From the preface: "The delightful task of editing these Enarrations, which was what I undertook, became, indeed, a very painful one when the general editor informed me that the whole work must be comprised in a single volume of the series. This allowed but one hundred pages to each one of the six volumes of the Oxford translation."


----------



## DTK (Oct 21, 2006)

NaphtaliPress said:


> Is there a difference between Augustine's Exposition of the Psalms as published in the Church Fathers set and the Latin in Migne? The Latin seems quite a bit more extensive. I'm comparing comments on Psalm 104:4 and the Church Fathers has a squib but the Latin seems to have much more comment.


The answer is yes. If you want the best and equally extensive translation, you need to get New City Press' six volumes of Augustine on the Psalms.
http://www.newcitypress.com/productslist.aspx?CategoryID=1&selection=0

DTK


----------



## crhoades (Oct 21, 2006)

Chris, here are the 6 volumes in a recent English translation:

http://www.wtsbooks.com/search-exec/search_term/QXVndXN0aW5lIFBzYWxtcw==/page_num/1

They're available in both paperback and hardback. 

http://www.wtsbooks.com/category-exec/category_id/239/nm/Augustine
Here you'll find the rest of the series.

Thanks for this thread. I never bothered looking at these editions of Augustine as I thought they were already contained in the Fathers set.


----------



## crhoades (Oct 21, 2006)

DTK said:


> The answer is yes. If you want the best and equally extensive translation, you need to get New City Press' six volumes of Augustine on the Psalms.
> http://www.newcitypress.com/productslist.aspx?CategoryID=1&selection=0
> 
> DTK


 
Doh! Simulataneous post.


----------



## NaphtaliPress (Oct 21, 2006)

David and Chris, thanks. I found the New City editions while trying to figure this out. I also never realized how much text the Church Father's version of Augustine on the Psalms was lacking. I'm simply citing the migne v37 (this was a reference in one of Gillespie's sermons; I realized something was wrong when the passage in quesiton was so short and didn't match the Latin and translation snippet I had).


----------



## PresReformed (Oct 21, 2006)

Does this mean that most of Augustine's works in the Fathers is edited? It looks like there are a lot more homilies and anti-pelagian writings in the works New City Press offers.


----------



## DTK (Oct 21, 2006)

PresReformed said:


> Does this mean that most of Augustine's works in the Fathers is edited? It looks like there are a lot more homilies and anti-pelagian writings in the works New City Press offers.
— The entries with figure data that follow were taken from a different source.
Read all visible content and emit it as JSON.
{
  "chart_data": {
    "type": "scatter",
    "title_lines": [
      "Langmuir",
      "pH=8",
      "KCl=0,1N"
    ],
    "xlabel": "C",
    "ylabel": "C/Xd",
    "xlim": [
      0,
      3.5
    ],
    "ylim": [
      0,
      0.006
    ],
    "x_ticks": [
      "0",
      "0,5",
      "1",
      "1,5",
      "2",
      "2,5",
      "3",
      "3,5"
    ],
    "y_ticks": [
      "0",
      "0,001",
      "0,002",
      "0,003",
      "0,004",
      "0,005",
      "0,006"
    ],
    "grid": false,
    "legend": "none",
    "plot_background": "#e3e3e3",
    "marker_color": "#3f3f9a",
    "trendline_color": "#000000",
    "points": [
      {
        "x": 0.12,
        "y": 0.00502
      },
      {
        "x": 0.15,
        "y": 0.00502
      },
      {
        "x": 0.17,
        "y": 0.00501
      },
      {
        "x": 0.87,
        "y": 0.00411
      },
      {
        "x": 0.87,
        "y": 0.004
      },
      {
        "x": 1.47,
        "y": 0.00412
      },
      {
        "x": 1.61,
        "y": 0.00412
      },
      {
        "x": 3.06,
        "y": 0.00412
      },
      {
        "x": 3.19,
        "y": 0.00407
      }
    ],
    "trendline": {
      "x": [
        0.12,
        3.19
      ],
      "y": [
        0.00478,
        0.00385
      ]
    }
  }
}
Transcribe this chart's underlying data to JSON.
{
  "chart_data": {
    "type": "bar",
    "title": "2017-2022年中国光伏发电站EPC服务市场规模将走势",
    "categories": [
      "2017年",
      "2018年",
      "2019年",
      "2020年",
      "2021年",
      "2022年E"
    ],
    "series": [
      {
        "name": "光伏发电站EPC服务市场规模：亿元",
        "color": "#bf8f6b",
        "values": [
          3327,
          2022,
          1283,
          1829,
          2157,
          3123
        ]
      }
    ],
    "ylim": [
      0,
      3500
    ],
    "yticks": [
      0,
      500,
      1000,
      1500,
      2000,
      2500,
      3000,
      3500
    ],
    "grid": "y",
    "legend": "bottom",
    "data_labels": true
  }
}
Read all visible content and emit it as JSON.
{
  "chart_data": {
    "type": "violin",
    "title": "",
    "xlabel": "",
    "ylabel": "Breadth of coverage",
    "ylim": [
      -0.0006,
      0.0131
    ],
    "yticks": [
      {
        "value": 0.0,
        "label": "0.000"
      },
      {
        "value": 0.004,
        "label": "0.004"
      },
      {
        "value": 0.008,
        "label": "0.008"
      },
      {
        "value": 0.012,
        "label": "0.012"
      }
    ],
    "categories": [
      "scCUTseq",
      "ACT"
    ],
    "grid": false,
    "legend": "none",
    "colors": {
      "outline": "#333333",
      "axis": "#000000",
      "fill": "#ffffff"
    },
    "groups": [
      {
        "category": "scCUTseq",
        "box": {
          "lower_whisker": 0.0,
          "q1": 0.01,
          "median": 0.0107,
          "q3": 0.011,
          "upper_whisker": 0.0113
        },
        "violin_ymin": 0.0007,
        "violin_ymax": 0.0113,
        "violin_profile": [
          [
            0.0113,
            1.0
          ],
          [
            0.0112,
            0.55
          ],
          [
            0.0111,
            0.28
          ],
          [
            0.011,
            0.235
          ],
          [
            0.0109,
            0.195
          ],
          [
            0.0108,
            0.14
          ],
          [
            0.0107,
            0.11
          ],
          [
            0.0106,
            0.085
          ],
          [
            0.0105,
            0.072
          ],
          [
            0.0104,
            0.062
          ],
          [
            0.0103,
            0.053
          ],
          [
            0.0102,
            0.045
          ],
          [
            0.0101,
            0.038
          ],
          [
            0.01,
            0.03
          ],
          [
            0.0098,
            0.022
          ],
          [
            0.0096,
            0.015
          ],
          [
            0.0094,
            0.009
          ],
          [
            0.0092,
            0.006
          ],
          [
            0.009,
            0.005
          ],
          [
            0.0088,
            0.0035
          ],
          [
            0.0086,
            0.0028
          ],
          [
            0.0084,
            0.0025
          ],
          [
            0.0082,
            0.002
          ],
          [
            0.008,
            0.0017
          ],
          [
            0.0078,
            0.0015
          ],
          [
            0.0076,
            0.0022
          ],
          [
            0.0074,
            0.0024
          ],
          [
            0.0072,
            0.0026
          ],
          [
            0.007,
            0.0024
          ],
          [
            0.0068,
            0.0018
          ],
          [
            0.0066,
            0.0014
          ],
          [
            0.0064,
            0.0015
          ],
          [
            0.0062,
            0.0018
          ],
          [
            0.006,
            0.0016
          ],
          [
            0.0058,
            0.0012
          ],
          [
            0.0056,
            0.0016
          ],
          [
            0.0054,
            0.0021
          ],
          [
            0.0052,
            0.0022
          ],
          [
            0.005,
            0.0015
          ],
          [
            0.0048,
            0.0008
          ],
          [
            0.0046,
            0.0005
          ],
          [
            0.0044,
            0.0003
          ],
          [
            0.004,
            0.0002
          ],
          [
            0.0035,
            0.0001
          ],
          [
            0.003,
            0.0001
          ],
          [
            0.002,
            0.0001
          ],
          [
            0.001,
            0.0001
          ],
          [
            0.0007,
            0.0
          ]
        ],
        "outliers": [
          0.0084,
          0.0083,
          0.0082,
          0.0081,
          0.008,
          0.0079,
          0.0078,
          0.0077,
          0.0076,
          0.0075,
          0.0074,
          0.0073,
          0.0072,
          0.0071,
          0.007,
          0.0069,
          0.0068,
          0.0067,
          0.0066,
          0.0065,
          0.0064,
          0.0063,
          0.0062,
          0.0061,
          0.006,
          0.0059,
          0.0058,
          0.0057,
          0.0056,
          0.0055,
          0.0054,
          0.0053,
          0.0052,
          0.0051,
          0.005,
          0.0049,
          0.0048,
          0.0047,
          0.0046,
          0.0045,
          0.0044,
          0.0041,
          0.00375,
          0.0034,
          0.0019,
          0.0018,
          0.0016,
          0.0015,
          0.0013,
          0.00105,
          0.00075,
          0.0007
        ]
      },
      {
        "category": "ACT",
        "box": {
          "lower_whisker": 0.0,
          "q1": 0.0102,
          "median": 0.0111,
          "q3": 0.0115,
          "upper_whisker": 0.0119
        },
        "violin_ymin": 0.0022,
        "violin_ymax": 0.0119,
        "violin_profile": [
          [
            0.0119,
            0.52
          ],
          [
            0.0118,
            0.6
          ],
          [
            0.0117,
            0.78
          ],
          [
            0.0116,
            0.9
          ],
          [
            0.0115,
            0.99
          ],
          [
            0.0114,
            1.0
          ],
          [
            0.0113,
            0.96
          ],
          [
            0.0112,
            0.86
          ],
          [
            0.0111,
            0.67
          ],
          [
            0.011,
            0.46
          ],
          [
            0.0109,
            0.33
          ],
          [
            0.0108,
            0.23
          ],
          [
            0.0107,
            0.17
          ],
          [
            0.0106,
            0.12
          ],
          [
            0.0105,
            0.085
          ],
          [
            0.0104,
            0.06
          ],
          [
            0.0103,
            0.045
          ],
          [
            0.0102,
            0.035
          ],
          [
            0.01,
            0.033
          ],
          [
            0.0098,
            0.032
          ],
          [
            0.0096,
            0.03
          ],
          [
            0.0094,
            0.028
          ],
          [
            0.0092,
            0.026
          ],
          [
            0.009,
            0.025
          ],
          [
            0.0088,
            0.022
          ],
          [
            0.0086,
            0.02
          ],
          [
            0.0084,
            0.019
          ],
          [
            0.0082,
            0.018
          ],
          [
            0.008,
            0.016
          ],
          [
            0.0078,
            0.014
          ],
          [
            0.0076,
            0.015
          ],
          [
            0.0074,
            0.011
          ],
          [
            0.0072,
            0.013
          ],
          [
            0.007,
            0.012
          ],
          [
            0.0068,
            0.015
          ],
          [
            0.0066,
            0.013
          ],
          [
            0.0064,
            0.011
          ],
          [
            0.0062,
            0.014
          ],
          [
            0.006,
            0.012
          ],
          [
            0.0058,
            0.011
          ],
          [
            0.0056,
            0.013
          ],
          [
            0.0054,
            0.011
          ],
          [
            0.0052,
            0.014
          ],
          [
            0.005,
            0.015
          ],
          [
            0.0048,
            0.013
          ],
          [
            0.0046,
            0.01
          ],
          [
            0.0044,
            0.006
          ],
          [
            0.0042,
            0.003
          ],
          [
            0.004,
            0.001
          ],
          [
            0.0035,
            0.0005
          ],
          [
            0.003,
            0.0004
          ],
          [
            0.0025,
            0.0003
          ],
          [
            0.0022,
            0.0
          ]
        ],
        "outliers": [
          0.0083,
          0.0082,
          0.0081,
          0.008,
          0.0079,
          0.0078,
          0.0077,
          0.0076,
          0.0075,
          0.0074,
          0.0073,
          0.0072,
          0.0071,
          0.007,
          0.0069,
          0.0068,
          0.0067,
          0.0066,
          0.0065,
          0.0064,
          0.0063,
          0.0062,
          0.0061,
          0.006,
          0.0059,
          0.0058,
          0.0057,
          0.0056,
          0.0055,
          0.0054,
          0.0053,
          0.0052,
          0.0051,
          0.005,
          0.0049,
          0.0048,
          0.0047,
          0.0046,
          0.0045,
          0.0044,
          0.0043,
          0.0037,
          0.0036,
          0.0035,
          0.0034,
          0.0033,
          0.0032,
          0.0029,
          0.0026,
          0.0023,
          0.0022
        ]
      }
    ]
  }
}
Not so much edited as incomplete. New City Press is slowly making available a complete and fresh English translation of all of Augustine's works. Many of his sermons, treatises, and polemical works had never been translated into English. New City Press is a little over half-way in this project. Its translation of Augustine's works is presently on-going, which is why it's taking so long. 

DTK


----------



## PresReformed (Oct 21, 2006)

Are all the works that New City Press is doing more complete than the Fathers edition? In other words, which ones do I need to buy up now?


----------



## DTK (Oct 21, 2006)

PresReformed said:


> Are all the works that New City Press is doing more complete than the Fathers edition? In other words, which ones do I need to buy up now?


You can go here and figure it out for yourself. The charts are very helpful. Study the charts closely, and you'll see what I mean.

http://www.augustinian.villanova.edu/AugustinianStudies/dates.htm

DTK


----------



## PresReformed (Oct 21, 2006)

Thank you David.


----------